Interior Secretary David Bernhardt and BLM acting co-director William Perry Pendley have taken several actions to make things easier for the extractive industries, so it’s unlikely that they would heed the groups calling for suspending the auctions. But if proposed Forest Service rule changes go through giving the BLM full authority over oil and gas leases on Forest Service land, the situation could become even more dire.
Hanna said the groups aren’t considering legal action but instead are hoping Congress might act. They are watching two bills that would give taxpayers a better deal by increasing royalty rates and minimum bids.
Rep.

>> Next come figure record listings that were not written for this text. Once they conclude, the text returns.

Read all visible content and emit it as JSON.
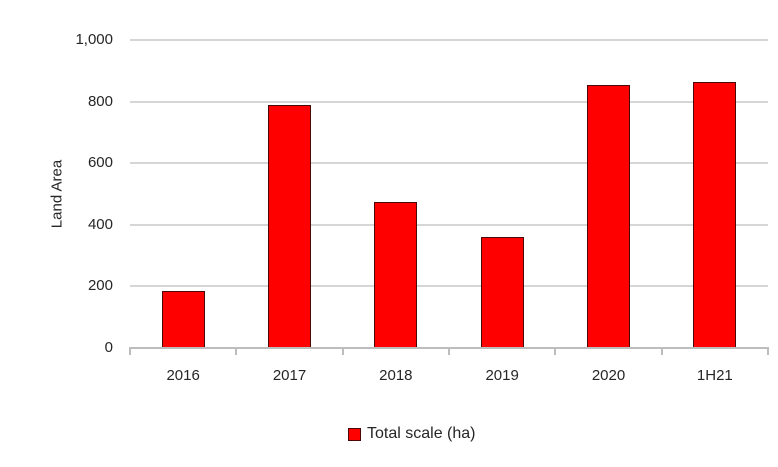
{
  "chart_data": {
    "type": "bar",
    "title": "",
    "xlabel": "",
    "ylabel": "Land Area",
    "categories": [
      "2016",
      "2017",
      "2018",
      "2019",
      "2020",
      "1H21"
    ],
    "series": [
      {
        "name": "Total scale (ha)",
        "values": [
          185,
          790,
          475,
          360,
          855,
          865
        ],
        "color": "#FE0000"
      }
    ],
    "ylim": [
      0,
      1000
    ],
    "yticks": [
      {
        "value": 0,
        "label": "0"
      },
      {
        "value": 200,
        "label": "200"
      },
      {
        "value": 400,
        "label": "400"
      },
      {
        "value": 600,
        "label": "600"
      },
      {
        "value": 800,
        "label": "800"
      },
      {
        "value": 1000,
        "label": "1,000"
      }
    ],
    "grid": true,
    "legend_position": "bottom"
  },
  "colors": {
    "bar_fill": "#FE0000",
    "bar_border": "#4A0808",
    "gridline": "#D6D6D6",
    "axis_line": "#BDBDBD",
    "text": "#262626",
    "background": "#FFFFFF"
  }
}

Ben McAdams (D-Utah) introduced the Taxpayer Fairness for Resource Development Act a year ago. In February, Sen. Tom Udall, D-N.M., introduced the Fair Returns for Public Lands Act. But they have yet to be heard in committee and are unlikely to pass before a new Congress starts next year.
So stopping September’s auctions may call for public opposition, and some Montanans have experience there.
In May, Montana federal district judge Brian Morris ruled in favor of landowners and environmental groups saying the BLM hadn’t done a thorough analysis of the environmental effects of drilling on 150,000 acres in Montana, so he vacated 287 leases that had been auctioned off in 2017 and 2018.
In February 2019, the BLM withdrew almost 13,000 acres in Beaverhead and Madison counties from a lease auction after receiving negative public comment.
“We have had success deferring leases when communities speak out,” Brownlee said. “So one of our goals is to continue to amplify the conversation and educate the public about what’s happening. And why it’s bad for us as taxpayers and public landowners and hunters and anglers who care about the future of our sporting heritage and how important it is for the public to use their voice and speak up.”
Jenkins said the BLM’s decision to delay May and June lease sales shows that public pressure can have an effect.
“There’s power in that, especially when you’re in an election season,” Jenkins said.